Thanx for all the input on my other post guys. Now for another question. I fed my piranha half a cube of the frozen blood worm stuff. They didn't got for it right away. I think it was because of the light. So I left it in there over night, and the next morning they were picking on it. So by the afternoon, it was gone. Then I put two baby red rosie in there in the evening. The piranha chased and nibbled on their tails a little, but didn't eat them. Once again, I believe it was because of the light. So I decided to give them some blood worms to eat and if they wanted to, nibble on the the rosies. When I put the blood worms in, the rosie's started eating it all! Then next morning (now) I see that the rosie's tails are almost gone, so the piranha must be eating them little by little. What should I do? Also, is it ok to have just two piranha? I have a 55g tank for just the two of them, will fighting be a problem? Again, any input will be greatly apprecieated. I am a noobie who has wanted piranha for a long time. Thanx guys!


----------



## Judazzz (Jan 13, 2003)

I'd add at least one, better two more. Piranha's are very quarrelsome, and when you have only two, all they can do is kick each other's ass until one eventually kicks the bucket. With more, the agression and fighting is spread.

About them feeding: how long do you have your fish?

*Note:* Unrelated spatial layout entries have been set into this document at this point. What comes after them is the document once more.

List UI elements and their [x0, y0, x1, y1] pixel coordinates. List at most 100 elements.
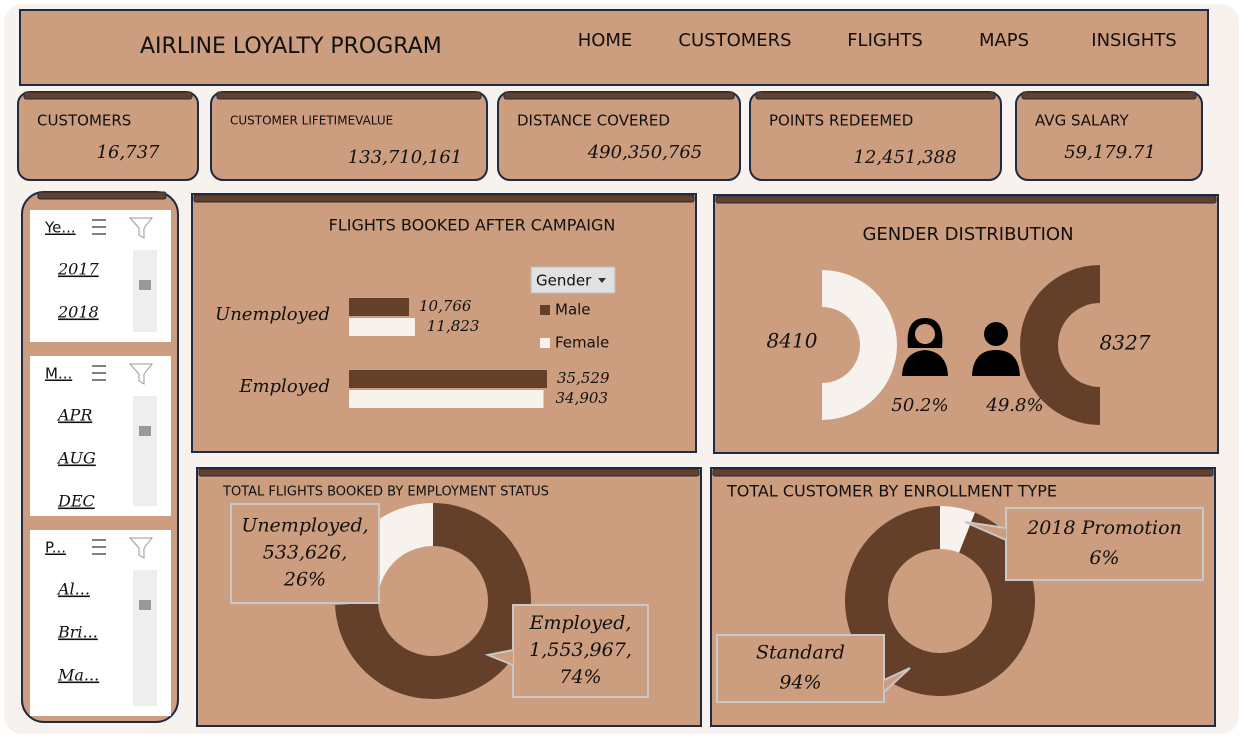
scroll-thumb [139, 280, 151, 290]
panel [191, 193, 697, 453]
category-label: Employed [238, 376, 330, 397]
app-title: AIRLINE LOYALTY PROGRAM [140, 34, 442, 59]
panel-bar [715, 195, 1217, 204]
clear-filter-icon[interactable] [128, 217, 154, 239]
value-label: 8327 [1100, 331, 1151, 355]
panel-bar [712, 468, 1214, 477]
kpi-value: 12,451,388 [853, 147, 956, 168]
scrollbar [133, 250, 157, 332]
callout-label: 1,553,967, [529, 639, 632, 661]
callout [716, 634, 885, 703]
callout [1005, 507, 1204, 581]
nav-link[interactable]: MAPS [979, 30, 1029, 51]
panel [19, 9, 1209, 86]
female-body [902, 350, 948, 376]
nav-link[interactable]: CUSTOMERS [678, 30, 791, 51]
slicer-item[interactable]: 2018 [57, 303, 99, 322]
slicer-item[interactable]: Al... [56, 580, 90, 599]
chart-title: FLIGHTS BOOKED AFTER CAMPAIGN [329, 216, 616, 235]
male-head [984, 322, 1008, 346]
callout [230, 503, 380, 604]
half-donut [1019, 265, 1100, 425]
slicer-item[interactable]: DEC [57, 492, 95, 511]
male-icon [972, 322, 1020, 376]
legend-label: Male [555, 301, 591, 319]
panel-bar [193, 194, 695, 203]
panel-bar [1021, 91, 1197, 100]
panel [17, 91, 199, 181]
panel [1015, 91, 1203, 181]
panel [713, 194, 1219, 454]
chart-title: TOTAL CUSTOMER BY ENROLLMENT TYPE [726, 482, 1057, 501]
panel-bar [198, 468, 700, 477]
bar [349, 298, 409, 316]
legend-label: Female [555, 334, 609, 352]
female-icon [902, 318, 948, 376]
slicer-item[interactable]: APR [56, 406, 92, 425]
slicer-item[interactable]: 2017 [57, 260, 100, 279]
dropdown-arrow [598, 278, 606, 283]
clear-filter-icon[interactable] [128, 363, 154, 385]
slicer-icons [92, 539, 106, 555]
donut-slice [845, 506, 1036, 696]
slicer-item[interactable]: Bri... [57, 623, 98, 642]
kpi-value: 490,350,765 [587, 142, 703, 163]
donut-slice [940, 506, 975, 553]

Usually, it takes a while before they are really adjusted to their new tank (ranging from a couple of days to a couple of weeks). In this period they won't eat much. Heavy feeding in this period doesn't make sense, since they probably will eat only a little bit, and the rest will lie on the bottom, rotting away, messing up your water quality. So just give them a small amount of food, and once they start eating more, increase the amount of food gradually.
And it took my reds a while before they got the hang of killing feeders in an efficient way, so give them some more time.

Good luck with your soon-to-be killers


----------



## Grosse Gurke (Jan 3, 2003)

2 p's are not a good combination. when there is aggression it can not be spread out so the weaker one ends up getting picked on all the time. Sounds like you have babies, get another one around the same size and introduce him to the tank. Depending on your p's aggression, you may want to take the 2 out, rearrange the tank and introduce all 3 at the same time. 
It also sounds like they are a little small for feeders right now. You may want to feed flakes if they will take them.

Judazzz you beat me too it you bastard  , posted while I was writing.


----------



## readingbabelfish (Jan 16, 2003)

Thank you guys. I just got another piranha and added it to the tank. The older two gave its tail a good nip, but i figure this is an initiation. Besides, they have two rosies to nip at if they want. I put some worms in and right away all three gorged themselves. This is good. Thanx guys.


----------



## marco (Jan 2, 2003)

my cat has no back legs......


----------



## Guest (Jan 18, 2003)

Try to feed them every other day, or just wait a couple of days. As long as your water is good to go they will eventually eat. Try some smelt or even shrimp.


----------



## hydroshutter (Jan 12, 2003)

Are the lights setup on a timer? If not, it's beneficial as this simulates night and day for the piranha. Also, get more than 2 in one tank. The aggression is separated throughout the shoal.


----------



## tommo (Jan 16, 2003)

try some peeled prawns,sounds posh but mine love em,and have done from day one.


----------



## Judazzz (Jan 13, 2003)

grosse gurke said:


> Judazzz you beat me too it you bastard  , posted while I was writing.


Too slow, too late, too bad :rasp:


----------



## fishman2 (Nov 27, 2002)

"so the piranha must be eating them little by little."

How much do you think they eat in the Amazon? All the books I have read said they eat from 1 to 2 fish a day (as a group).

So they don't eat as much as you think. I go with everyone else, feed them little, but feed them healthy.


----------